Тем временем были предприняты и другие подготовительные шаги. Были арендованы офисные помещения в новом престижном нью-йоркском здании Chrysler Building, на тот момент самом высоком небоскребе в мире. Узнав, что винокурня «Rossville Union Distillery» в Лоренсбурге, штат Индиана, выставлена на продажу, г-н Сэм приобрел ее за 2 399 000 долларов наличными. А в 1930 г. он привлек к сотрудничеству молодого шотландца Калмана Левина и присвоил ему старосветский титул, который Бронфман никогда ранее не использовал в своей компании, — мастер-блендер.

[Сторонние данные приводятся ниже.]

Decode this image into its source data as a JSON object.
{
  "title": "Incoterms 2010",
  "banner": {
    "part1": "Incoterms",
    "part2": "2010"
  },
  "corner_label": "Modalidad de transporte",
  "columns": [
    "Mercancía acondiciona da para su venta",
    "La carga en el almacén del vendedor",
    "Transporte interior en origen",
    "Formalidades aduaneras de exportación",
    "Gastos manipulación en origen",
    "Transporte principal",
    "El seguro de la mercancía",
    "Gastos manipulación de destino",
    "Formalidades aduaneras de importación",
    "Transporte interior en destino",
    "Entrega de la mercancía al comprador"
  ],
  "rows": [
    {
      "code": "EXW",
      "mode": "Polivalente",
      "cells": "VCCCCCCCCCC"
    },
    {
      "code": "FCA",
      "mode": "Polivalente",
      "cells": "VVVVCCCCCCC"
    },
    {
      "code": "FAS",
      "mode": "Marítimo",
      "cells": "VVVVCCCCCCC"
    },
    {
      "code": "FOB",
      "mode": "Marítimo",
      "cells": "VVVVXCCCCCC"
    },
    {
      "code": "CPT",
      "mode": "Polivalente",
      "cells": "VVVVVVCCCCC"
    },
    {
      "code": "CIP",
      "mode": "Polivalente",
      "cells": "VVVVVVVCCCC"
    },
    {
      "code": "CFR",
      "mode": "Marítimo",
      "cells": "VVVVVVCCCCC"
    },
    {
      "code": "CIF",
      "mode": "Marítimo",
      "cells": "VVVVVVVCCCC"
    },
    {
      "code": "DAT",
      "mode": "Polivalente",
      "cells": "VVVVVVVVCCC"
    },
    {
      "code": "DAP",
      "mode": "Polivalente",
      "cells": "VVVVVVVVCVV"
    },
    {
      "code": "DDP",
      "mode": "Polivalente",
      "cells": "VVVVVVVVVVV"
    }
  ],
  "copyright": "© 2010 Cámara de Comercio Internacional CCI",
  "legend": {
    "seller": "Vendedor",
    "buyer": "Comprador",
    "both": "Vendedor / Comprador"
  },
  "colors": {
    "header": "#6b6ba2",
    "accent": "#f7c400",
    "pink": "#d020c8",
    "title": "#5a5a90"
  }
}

Калман Левин родился в России в 1884 году и в раннем возрасте вместе с семьей эмигрировал в Шотландию. Он был мягко воспитан, хорошо говорил с британским акцентом, которым восхищался мистер Сэм, и по его поведению можно было предположить, что он скорее университетский дон, чем эксперт по виски. Действительно, Левин долгое время занимался научным изучением спиртных напитков — не только их физических характеристик, таких как вкус, аромат, цвет, текстура и «ощущение», но и почти духовных ассоциаций, связанных с определенными вкусами, поскольку, в конечном счете, обоняние и осязание блендера основаны больше на интуиции, чем на чем-либо еще. Левин вырос в виски-бизнесе. Вместе со своим шурином он работал блендером в компании Ambassador Scotch, а некоторое время управлял собственной небольшой винокурней в Глазго под названием Calman Levine and Company, которая производила элегантный шотландский виски под названием Loch-broom. В качестве мастера купажа Lochbroom, — большинство шотландских виски являются купажами, — Левину приходилось ежедневно пробовать и выплевывать буквально тысячи различных комбинаций из огромной библиотеки маленьких бутылочек, прежде чем он приходил к формулам, которые, по его интуитивному мнению, были удовлетворительными. Мистер Сэм часто говорил об «искусстве» смешивания, но на самом деле знал о нем очень мало. Теперь Калману Левину предстояло стать его художником-резидентом. Он был представлен сотрудникам Seagram как приз корпоративного шоу-бизнеса, и, конечно же, выглядел соответствующим образом — джентльмен и ученый, занимающийся торговлей спиртными напитками в Северной Америке, зачастую смертельно опасной. Его назначение было в некотором смысле двойным. Его присутствие и титул должны были использоваться для обеспечения престижа и блеска имени Seagram, когда оно впервые респектабельно дебютирует на американском рынке. А в процессе работы ему предстояло создать флагманский бленд, который с гордостью понесет знамя Seagram по Соединенным Штатам.